Em resposta, a presidente da Copasa, Marília Carvalho de Melo, argumenta que os estudos de viabilidade foram realizados, mas classificados como "análises estratégicas" e, por isso, não foram divulgados. Ela destacou que, sem a privatização, o governo estadual não teria capacidade financeira para aportar os R$ 20 bilhões necessários para atingir as metas de universalização até 2033, que preveem 99% de acesso à água potável e 90% de cobertura de esgoto tratado. "Existe uma clara necessidade de um acionista com capacidade de mobilizar os investimentos necessários, bem como de abarcar os importantes aspectos de eficiência operacional", afirmou Marília. Outra grande preocupação, segundo Queiroz, é a renovação dos contratos com mais de 600 municípios, que precisarão ser renegociados pela Equatorial para terem vigência até 2073. Ele avalia que as metas atuais podem ser insuficientes a longo prazo. "Minas Gerais está assumindo que vamos ficar até 2073 deixando de atender 10% da população em fornecimento de esgotamento sanitário", criticou. Dados do Sistema Nacional de Informações em Saneamento Básico (Sinisa) mostram que 92% da população urbana de Minas Gerais tem acesso a água tratada, e 78% da população total possui coleta de esgoto. A própria Copasa informa que, das 636 cidades atendidas, apenas 309 contam simultaneamente com abastecimento de água e tratamento de esgoto.

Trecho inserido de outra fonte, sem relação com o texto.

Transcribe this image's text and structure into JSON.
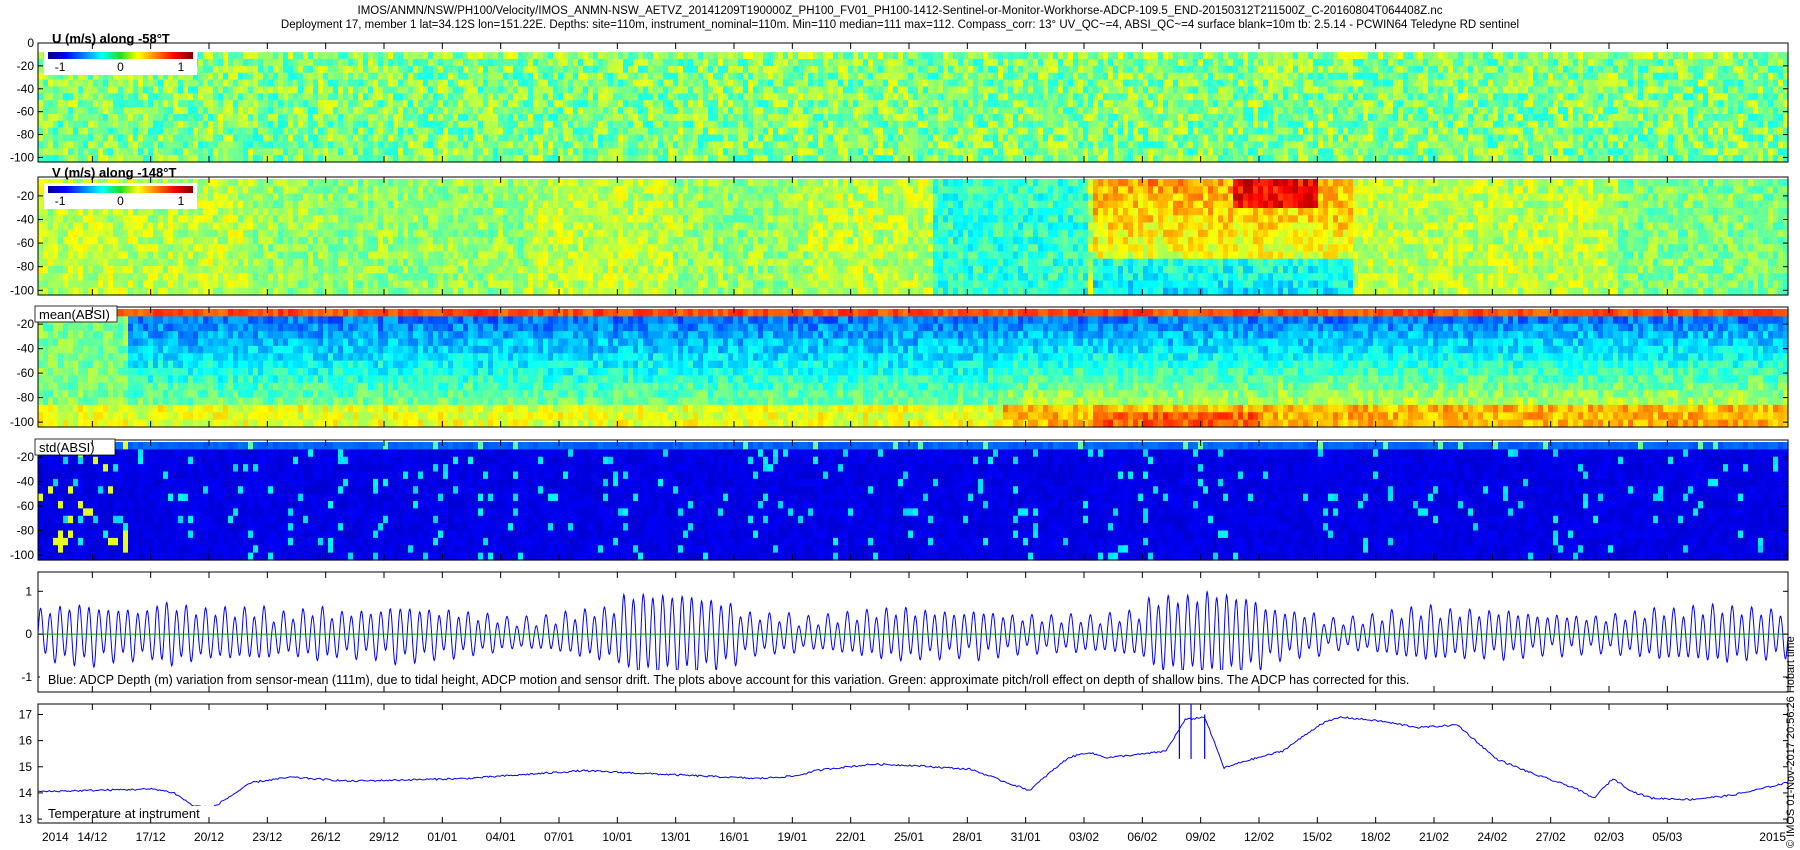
{
  "header": {
    "title_line1": "IMOS/ANMN/NSW/PH100/Velocity/IMOS_ANMN-NSW_AETVZ_20141209T190000Z_PH100_FV01_PH100-1412-Sentinel-or-Monitor-Workhorse-ADCP-109.5_END-20150312T211500Z_C-20160804T064408Z.nc",
    "title_line2": "Deployment 17, member 1 lat=34.12S lon=151.22E. Depths: site=110m, instrument_nominal=110m. Min=110 median=111 max=112. Compass_corr: 13° UV_QC~=4, ABSI_QC~=4 surface blank=10m tb: 2.5.14 - PCWIN64 Teledyne RD sentinel"
  },
  "side_text": "© IMOS 01-Nov-2017 20:56:26 Hobart time",
  "time_axis": {
    "tick_labels": [
      "14/12",
      "17/12",
      "20/12",
      "23/12",
      "26/12",
      "29/12",
      "01/01",
      "04/01",
      "07/01",
      "10/01",
      "13/01",
      "16/01",
      "19/01",
      "22/01",
      "25/01",
      "28/01",
      "31/01",
      "03/02",
      "06/02",
      "09/02",
      "12/02",
      "15/02",
      "18/02",
      "21/02",
      "24/02",
      "27/02",
      "02/03",
      "05/03"
    ],
    "year_start": "2014",
    "year_end": "2015"
  },
  "colorbar": {
    "tick_labels": [
      "-1",
      "0",
      "1"
    ]
  },
  "chart_data": [
    {
      "type": "heatmap",
      "label": "U (m/s) along -58°T",
      "y_ticks": [
        "0",
        "-20",
        "-40",
        "-60",
        "-80",
        "-100"
      ],
      "ylim": [
        -104,
        0
      ],
      "clim": [
        -1.2,
        1.2
      ],
      "colormap": "jet",
      "description_values": {
        "dominant_value": 0.0,
        "range": [
          -0.5,
          0.6
        ]
      }
    },
    {
      "type": "heatmap",
      "label": "V (m/s) along -148°T",
      "y_ticks": [
        "-20",
        "-40",
        "-60",
        "-80",
        "-100"
      ],
      "ylim": [
        -104,
        -4
      ],
      "clim": [
        -1.2,
        1.2
      ],
      "colormap": "jet",
      "description_values": {
        "dominant_value": 0.3,
        "range": [
          -0.4,
          1.2
        ]
      }
    },
    {
      "type": "heatmap",
      "label": "mean(ABSI)",
      "y_ticks": [
        "-20",
        "-40",
        "-60",
        "-80",
        "-100"
      ],
      "ylim": [
        -104,
        -6
      ],
      "colormap": "jet"
    },
    {
      "type": "heatmap",
      "label": "std(ABSI)",
      "y_ticks": [
        "-20",
        "-40",
        "-60",
        "-80",
        "-100"
      ],
      "ylim": [
        -104,
        -6
      ],
      "colormap": "jet"
    },
    {
      "type": "line",
      "y_ticks": [
        "1",
        "0",
        "-1"
      ],
      "ylim": [
        -1.35,
        1.45
      ],
      "note": "Blue: ADCP Depth (m) variation from sensor-mean (111m), due to tidal height, ADCP motion and sensor drift. The plots above account for this variation. Green: approximate pitch/roll effect on depth of shallow bins. The ADCP has corrected for this.",
      "series": [
        {
          "color": "#0000ff",
          "amplitude_envelope": [
            0.6,
            0.5,
            0.75,
            0.85,
            0.6,
            0.45,
            0.55,
            0.6,
            0.5,
            0.55,
            0.8,
            0.85,
            0.65,
            0.5,
            0.5,
            0.45,
            0.55,
            0.6,
            0.5,
            0.75,
            0.85,
            0.7,
            0.5,
            0.55,
            0.45,
            0.5,
            0.6,
            0.65,
            0.55,
            0.5
          ],
          "oscillation_period_days": 0.5,
          "offset": 0.0
        },
        {
          "color": "#00a000",
          "value": 0.0
        }
      ]
    },
    {
      "type": "line",
      "label": "Temperature at instrument",
      "y_ticks": [
        "17",
        "16",
        "15",
        "14",
        "13"
      ],
      "ylim": [
        12.85,
        17.4
      ],
      "series": [
        {
          "color": "#0000ff",
          "x": [
            0,
            3,
            6,
            7,
            8,
            9,
            11,
            13,
            16,
            19,
            22,
            25,
            28,
            31,
            34,
            37,
            39,
            40,
            41,
            43,
            45,
            48,
            50,
            51,
            52,
            53,
            54,
            55,
            57,
            58,
            59,
            60,
            61,
            62,
            64,
            66,
            67,
            69,
            71,
            73,
            75,
            77,
            79,
            80,
            81,
            82,
            83,
            85,
            87,
            88,
            90
          ],
          "y": [
            14.05,
            14.1,
            14.15,
            14.0,
            13.5,
            13.45,
            14.4,
            14.6,
            14.45,
            14.5,
            14.55,
            14.7,
            14.85,
            14.75,
            14.65,
            14.55,
            14.65,
            14.85,
            14.95,
            15.1,
            15.05,
            14.9,
            14.35,
            14.1,
            14.75,
            15.35,
            15.55,
            15.35,
            15.5,
            15.6,
            16.8,
            16.9,
            14.95,
            15.2,
            15.6,
            16.65,
            16.9,
            16.75,
            16.5,
            16.6,
            15.3,
            14.7,
            14.2,
            13.8,
            14.55,
            14.05,
            13.8,
            13.75,
            13.9,
            14.05,
            14.4
          ]
        }
      ],
      "spikes": [
        {
          "x": 58.7,
          "y": 17.4
        },
        {
          "x": 59.3,
          "y": 17.4
        },
        {
          "x": 60.0,
          "y": 17.0
        }
      ]
    }
  ]
}
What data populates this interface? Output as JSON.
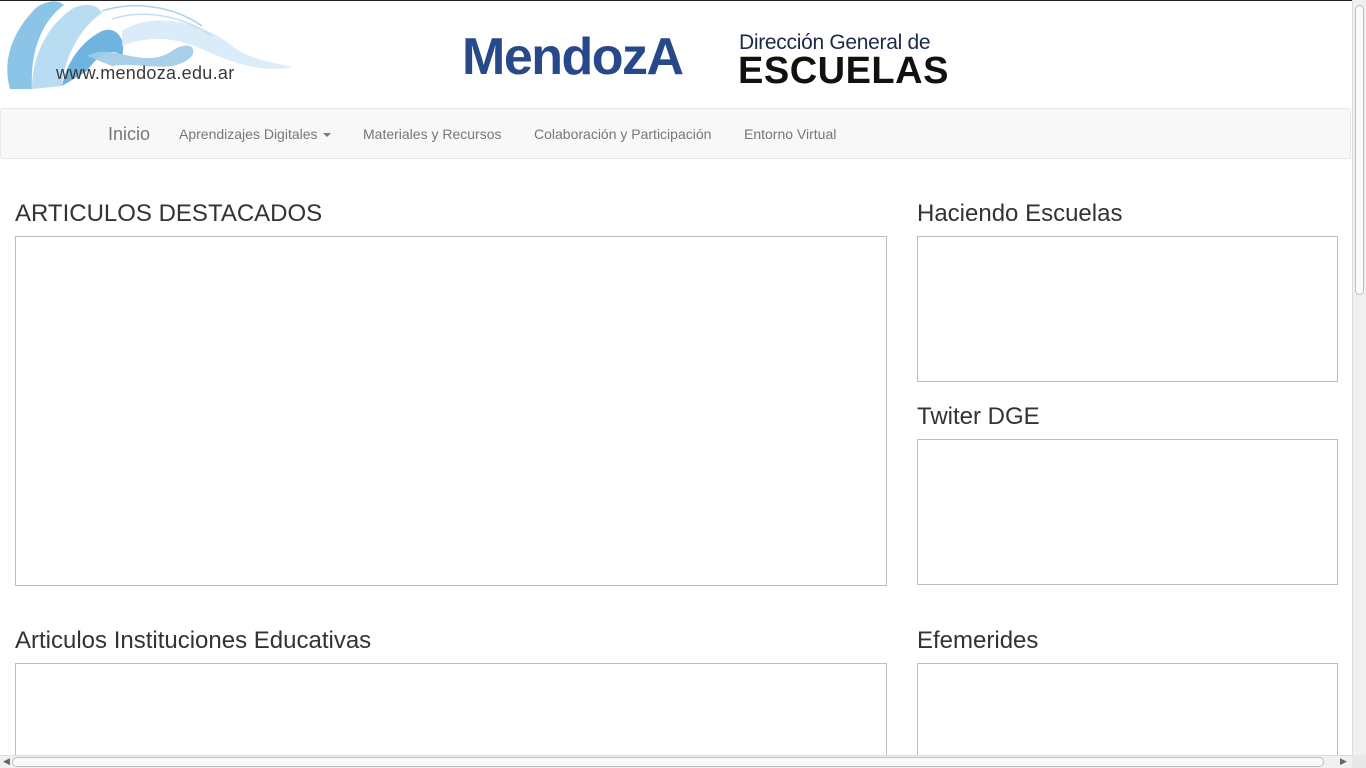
{
  "header": {
    "site_url": "www.mendoza.edu.ar",
    "brand_main": "MendozA",
    "brand_line1": "Dirección General de",
    "brand_line2": "ESCUELAS"
  },
  "navbar": {
    "brand": "Inicio",
    "items": [
      {
        "label": "Aprendizajes Digitales",
        "has_dropdown": true
      },
      {
        "label": "Materiales y Recursos"
      },
      {
        "label": "Colaboración y Participación"
      },
      {
        "label": "Entorno Virtual"
      }
    ]
  },
  "sections": {
    "destacados": "ARTICULOS DESTACADOS",
    "haciendo": "Haciendo Escuelas",
    "twitter": "Twiter DGE",
    "instituciones": "Articulos Instituciones Educativas",
    "efemerides": "Efemerides"
  },
  "colors": {
    "brand_blue": "#27498a",
    "ribbon_light": "#9fcbe8",
    "navbar_bg": "#f8f8f8"
  }
}
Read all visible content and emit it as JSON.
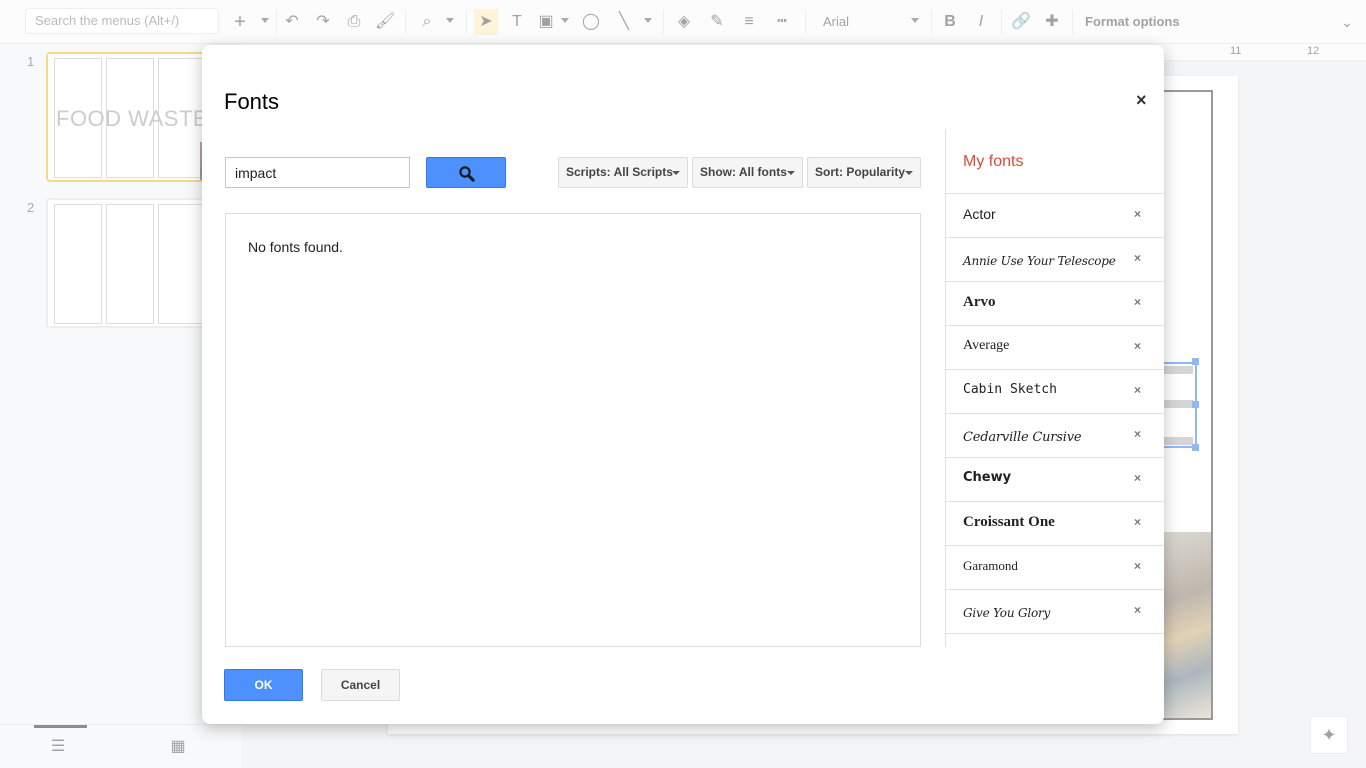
{
  "toolbar": {
    "menu_search_placeholder": "Search the menus (Alt+/)",
    "font_name": "Arial",
    "format_options_label": "Format options",
    "icons": [
      "add-icon",
      "undo-icon",
      "redo-icon",
      "print-icon",
      "paint-format-icon",
      "zoom-icon",
      "select-icon",
      "textbox-icon",
      "image-icon",
      "shape-icon",
      "line-icon",
      "fill-color-icon",
      "border-color-icon",
      "border-weight-icon",
      "border-dash-icon",
      "bold-icon",
      "italic-icon",
      "link-icon",
      "comment-icon"
    ]
  },
  "filmstrip": {
    "slides": [
      {
        "number": "1",
        "title": "FOOD WASTE"
      },
      {
        "number": "2",
        "title": ""
      }
    ]
  },
  "ruler": {
    "tick_11": "11",
    "tick_12": "12"
  },
  "dialog": {
    "title": "Fonts",
    "close_label": "×",
    "search": {
      "value": "impact"
    },
    "filters": {
      "scripts": "Scripts: All Scripts",
      "show": "Show: All fonts",
      "sort": "Sort: Popularity"
    },
    "no_results_text": "No fonts found.",
    "my_fonts": {
      "title": "My fonts",
      "remove_label": "×",
      "items": [
        {
          "name": "Actor"
        },
        {
          "name": "Annie Use Your Telescope"
        },
        {
          "name": "Arvo"
        },
        {
          "name": "Average"
        },
        {
          "name": "Cabin Sketch"
        },
        {
          "name": "Cedarville Cursive"
        },
        {
          "name": "Chewy"
        },
        {
          "name": "Croissant One"
        },
        {
          "name": "Garamond"
        },
        {
          "name": "Give You Glory"
        }
      ]
    },
    "ok_label": "OK",
    "cancel_label": "Cancel"
  },
  "colors": {
    "accent_blue": "#4d90fe",
    "my_fonts_red": "#dd4b39",
    "active_slide_border": "#f4b400"
  }
}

Para sanar parte desse déficit, Marília Melo informou que um acordo entre a Copasa, a Associação Mineira de Municípios (AMM) e o Tribunal de Contas do Estado (TCE-MG) permitirá levar os serviços de coleta e tratamento de esgoto a 273 municípios que hoje recebem apenas água tratada. O setor também questiona a manutenção de tarifas acessíveis, diante do alto volume de investimentos previsto. A presidente da Copasa, contudo, assegura que o "Sistema Copasa", um mecanismo de subsídio cruzado onde municípios mais rentáveis ajudam a custear os menos rentáveis, garantirá uma taxa uniforme e evitará aumentos expressivos. O futuro da Copanor, subsidiária que atende regiões mais carentes do Norte e Nordeste de Minas com tarifas reduzidas, é mais um ponto de incerteza. "Ninguém sabe como ela vai ficar nesse caso", apontou Queiroz. A presidente da Copasa explicou que estudos para a incorporação da Copanor estão em andamento, mas são complexos e ainda não há um prazo para a decisão. Ela garantiu, no entanto, que não haverá, no momento, qualquer alteração nos serviços prestados aos usuários da subsidiária.